Most Reserve judge advocates who were called up for active duty during the wars in Iraq and Afghanistan served on voluntary orders. The overwhelming majority enjoyed the enthusiastic support of their employers, many of whom even made up the difference between their civilian and military pay. Relatively few were involuntarily activated for these critical wartime duties. The proposed use by Hegseth of involuntary mobilization for purposes wholly unrelated to military actions is an abuse of the authority given to him. It will undermine the purpose and importance of Reserve Component military service.

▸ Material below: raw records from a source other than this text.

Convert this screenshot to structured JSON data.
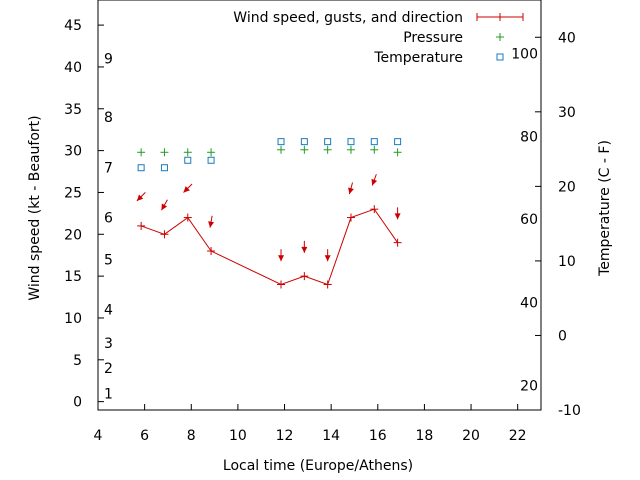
{
  "chart_data": {
    "type": "line",
    "xlabel": "Local time (Europe/Athens)",
    "ylabel": "Wind speed (kt - Beaufort)",
    "y2label": "Temperature (C - F)",
    "xlim": [
      4,
      23
    ],
    "ylim": [
      -1,
      48
    ],
    "y2lim": [
      -10,
      45
    ],
    "x_ticks": [
      4,
      6,
      8,
      10,
      12,
      14,
      16,
      18,
      20,
      22
    ],
    "y_ticks": [
      0,
      5,
      10,
      15,
      20,
      25,
      30,
      35,
      40,
      45
    ],
    "y2_ticks": [
      -10,
      0,
      10,
      20,
      30,
      40
    ],
    "beaufort_labels": [
      {
        "label": "1",
        "kt": 1
      },
      {
        "label": "2",
        "kt": 4
      },
      {
        "label": "3",
        "kt": 7
      },
      {
        "label": "4",
        "kt": 11
      },
      {
        "label": "5",
        "kt": 17
      },
      {
        "label": "6",
        "kt": 22
      },
      {
        "label": "7",
        "kt": 28
      },
      {
        "label": "8",
        "kt": 34
      },
      {
        "label": "9",
        "kt": 41
      }
    ],
    "fahrenheit_labels": [
      {
        "label": "20",
        "c": -6.7
      },
      {
        "label": "40",
        "c": 4.4
      },
      {
        "label": "60",
        "c": 15.6
      },
      {
        "label": "80",
        "c": 26.7
      },
      {
        "label": "100",
        "c": 37.8
      }
    ],
    "legend_position": "top-right",
    "series": [
      {
        "name": "Wind speed, gusts, and direction",
        "style": "line-with-crosses",
        "color": "#cc0000",
        "x": [
          5.85,
          6.85,
          7.85,
          8.85,
          11.85,
          12.85,
          13.85,
          14.85,
          15.85,
          16.85
        ],
        "values": [
          21,
          20,
          22,
          18,
          14,
          15,
          14,
          22,
          23,
          19
        ],
        "gusts": [
          24.5,
          23.5,
          25.5,
          21.5,
          17.5,
          18.5,
          17.5,
          25.5,
          26.5,
          22.5
        ],
        "direction_deg": [
          315,
          330,
          315,
          350,
          0,
          0,
          0,
          345,
          340,
          0
        ]
      },
      {
        "name": "Pressure",
        "style": "plus-markers",
        "color": "#1e9e1e",
        "x": [
          5.85,
          6.85,
          7.85,
          8.85,
          11.85,
          12.85,
          13.85,
          14.85,
          15.85,
          16.85
        ],
        "values": [
          29.8,
          29.8,
          29.8,
          29.8,
          30.1,
          30.1,
          30.1,
          30.1,
          30.1,
          29.8
        ]
      },
      {
        "name": "Temperature",
        "style": "square-markers",
        "color": "#1a7abf",
        "axis": "right",
        "x": [
          5.85,
          6.85,
          7.85,
          8.85,
          11.85,
          12.85,
          13.85,
          14.85,
          15.85,
          16.85
        ],
        "values": [
          22.5,
          22.5,
          23.5,
          23.5,
          26,
          26,
          26,
          26,
          26,
          26
        ]
      }
    ]
  }
}
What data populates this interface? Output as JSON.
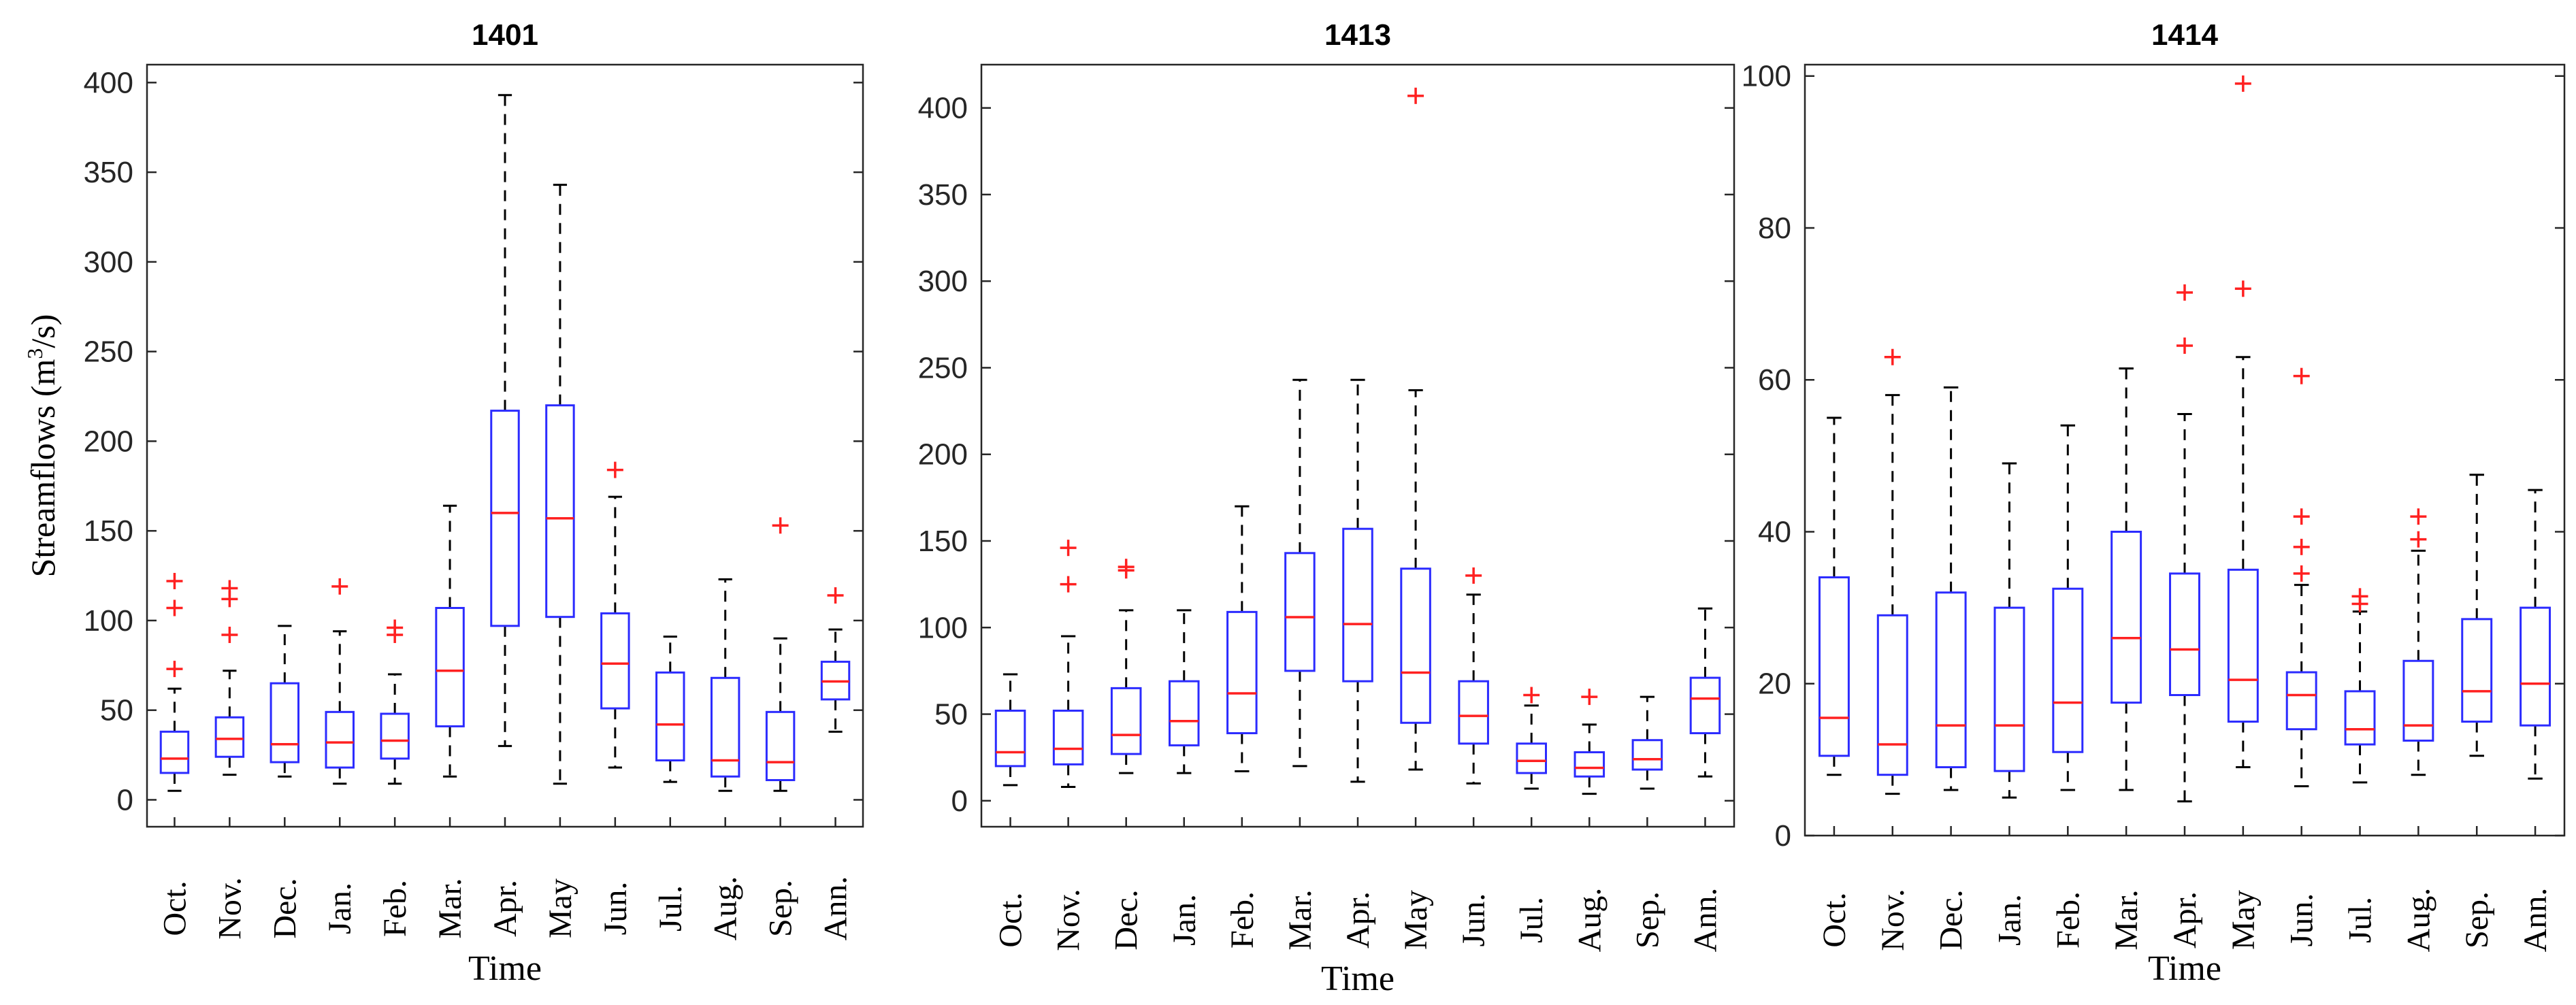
{
  "chart_data": [
    {
      "type": "boxplot",
      "title": "1401",
      "xlabel": "Time",
      "ylabel": "Streamflows (m³/s)",
      "ylabel_base": "Streamflows (m",
      "ylabel_sup": "3",
      "ylabel_end": "/s)",
      "ylim": [
        -15,
        410
      ],
      "yticks": [
        0,
        50,
        100,
        150,
        200,
        250,
        300,
        350,
        400
      ],
      "categories": [
        "Oct.",
        "Nov.",
        "Dec.",
        "Jan.",
        "Feb.",
        "Mar.",
        "Apr.",
        "May",
        "Jun.",
        "Jul.",
        "Aug.",
        "Sep.",
        "Ann."
      ],
      "boxes": [
        {
          "min": 5,
          "q1": 15,
          "median": 23,
          "q3": 38,
          "max": 62,
          "outliers": [
            73,
            107,
            122
          ]
        },
        {
          "min": 14,
          "q1": 24,
          "median": 34,
          "q3": 46,
          "max": 72,
          "outliers": [
            92,
            112,
            118
          ]
        },
        {
          "min": 13,
          "q1": 21,
          "median": 31,
          "q3": 65,
          "max": 97,
          "outliers": []
        },
        {
          "min": 9,
          "q1": 18,
          "median": 32,
          "q3": 49,
          "max": 94,
          "outliers": [
            119
          ]
        },
        {
          "min": 9,
          "q1": 23,
          "median": 33,
          "q3": 48,
          "max": 70,
          "outliers": [
            92,
            96
          ]
        },
        {
          "min": 13,
          "q1": 41,
          "median": 72,
          "q3": 107,
          "max": 164,
          "outliers": []
        },
        {
          "min": 30,
          "q1": 97,
          "median": 160,
          "q3": 217,
          "max": 393,
          "outliers": []
        },
        {
          "min": 9,
          "q1": 102,
          "median": 157,
          "q3": 220,
          "max": 343,
          "outliers": []
        },
        {
          "min": 18,
          "q1": 51,
          "median": 76,
          "q3": 104,
          "max": 169,
          "outliers": [
            184
          ]
        },
        {
          "min": 10,
          "q1": 22,
          "median": 42,
          "q3": 71,
          "max": 91,
          "outliers": []
        },
        {
          "min": 5,
          "q1": 13,
          "median": 22,
          "q3": 68,
          "max": 123,
          "outliers": []
        },
        {
          "min": 5,
          "q1": 11,
          "median": 21,
          "q3": 49,
          "max": 90,
          "outliers": [
            153
          ]
        },
        {
          "min": 38,
          "q1": 56,
          "median": 66,
          "q3": 77,
          "max": 95,
          "outliers": [
            114
          ]
        }
      ]
    },
    {
      "type": "boxplot",
      "title": "1413",
      "xlabel": "Time",
      "ylabel": "",
      "ylim": [
        -15,
        425
      ],
      "yticks": [
        0,
        50,
        100,
        150,
        200,
        250,
        300,
        350,
        400
      ],
      "categories": [
        "Oct.",
        "Nov.",
        "Dec.",
        "Jan.",
        "Feb.",
        "Mar.",
        "Apr.",
        "May",
        "Jun.",
        "Jul.",
        "Aug.",
        "Sep.",
        "Ann."
      ],
      "boxes": [
        {
          "min": 9,
          "q1": 20,
          "median": 28,
          "q3": 52,
          "max": 73,
          "outliers": []
        },
        {
          "min": 8,
          "q1": 21,
          "median": 30,
          "q3": 52,
          "max": 95,
          "outliers": [
            125,
            146
          ]
        },
        {
          "min": 16,
          "q1": 27,
          "median": 38,
          "q3": 65,
          "max": 110,
          "outliers": [
            133,
            135
          ]
        },
        {
          "min": 16,
          "q1": 32,
          "median": 46,
          "q3": 69,
          "max": 110,
          "outliers": []
        },
        {
          "min": 17,
          "q1": 39,
          "median": 62,
          "q3": 109,
          "max": 170,
          "outliers": []
        },
        {
          "min": 20,
          "q1": 75,
          "median": 106,
          "q3": 143,
          "max": 243,
          "outliers": []
        },
        {
          "min": 11,
          "q1": 69,
          "median": 102,
          "q3": 157,
          "max": 243,
          "outliers": []
        },
        {
          "min": 18,
          "q1": 45,
          "median": 74,
          "q3": 134,
          "max": 237,
          "outliers": [
            407
          ]
        },
        {
          "min": 10,
          "q1": 33,
          "median": 49,
          "q3": 69,
          "max": 119,
          "outliers": [
            130
          ]
        },
        {
          "min": 7,
          "q1": 16,
          "median": 23,
          "q3": 33,
          "max": 55,
          "outliers": [
            61
          ]
        },
        {
          "min": 4,
          "q1": 14,
          "median": 19,
          "q3": 28,
          "max": 44,
          "outliers": [
            60
          ]
        },
        {
          "min": 7,
          "q1": 18,
          "median": 24,
          "q3": 35,
          "max": 60,
          "outliers": []
        },
        {
          "min": 14,
          "q1": 39,
          "median": 59,
          "q3": 71,
          "max": 111,
          "outliers": []
        }
      ]
    },
    {
      "type": "boxplot",
      "title": "1414",
      "xlabel": "Time",
      "ylabel": "",
      "ylim": [
        0,
        101.5
      ],
      "yticks": [
        0,
        20,
        40,
        60,
        80,
        100
      ],
      "categories": [
        "Oct.",
        "Nov.",
        "Dec.",
        "Jan.",
        "Feb.",
        "Mar.",
        "Apr.",
        "May",
        "Jun.",
        "Jul.",
        "Aug.",
        "Sep.",
        "Ann."
      ],
      "boxes": [
        {
          "min": 8,
          "q1": 10.5,
          "median": 15.5,
          "q3": 34,
          "max": 55,
          "outliers": []
        },
        {
          "min": 5.5,
          "q1": 8,
          "median": 12,
          "q3": 29,
          "max": 58,
          "outliers": [
            63
          ]
        },
        {
          "min": 6,
          "q1": 9,
          "median": 14.5,
          "q3": 32,
          "max": 59,
          "outliers": []
        },
        {
          "min": 5,
          "q1": 8.5,
          "median": 14.5,
          "q3": 30,
          "max": 49,
          "outliers": []
        },
        {
          "min": 6,
          "q1": 11,
          "median": 17.5,
          "q3": 32.5,
          "max": 54,
          "outliers": []
        },
        {
          "min": 6,
          "q1": 17.5,
          "median": 26,
          "q3": 40,
          "max": 61.5,
          "outliers": []
        },
        {
          "min": 4.5,
          "q1": 18.5,
          "median": 24.5,
          "q3": 34.5,
          "max": 55.5,
          "outliers": [
            64.5,
            71.5
          ]
        },
        {
          "min": 9,
          "q1": 15,
          "median": 20.5,
          "q3": 35,
          "max": 63,
          "outliers": [
            72,
            99
          ]
        },
        {
          "min": 6.5,
          "q1": 14,
          "median": 18.5,
          "q3": 21.5,
          "max": 33,
          "outliers": [
            34.5,
            38,
            42,
            60.5
          ]
        },
        {
          "min": 7,
          "q1": 12,
          "median": 14,
          "q3": 19,
          "max": 29.5,
          "outliers": [
            30.5,
            31.5
          ]
        },
        {
          "min": 8,
          "q1": 12.5,
          "median": 14.5,
          "q3": 23,
          "max": 37.5,
          "outliers": [
            39,
            42
          ]
        },
        {
          "min": 10.5,
          "q1": 15,
          "median": 19,
          "q3": 28.5,
          "max": 47.5,
          "outliers": []
        },
        {
          "min": 7.5,
          "q1": 14.5,
          "median": 20,
          "q3": 30,
          "max": 45.5,
          "outliers": []
        }
      ]
    }
  ]
}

If implemented, it would also adversely impact morale and the ability to attract and retain qualified Reserve judge advocates for the future. They signed up to continue their military service part-time and to be ready to be activated and deployed when needed. They did not sign up to serve as immigration judges or government counsel in immigration proceedings. If, as the Bloomberg article suggests, these judge advocates will be employed in their “home area,” their use as prosecutors or judges in their communities could undermine not only their own personal relationships but also their community’s respect for the military.

The Reserve judge advocate force is a critical trained resource for the active-duty military and the nation’s defense. It is not a fungible source of generic legal services for the government to use when it wants. The country cannot squander this valuable national resource for short-term, non-military ends.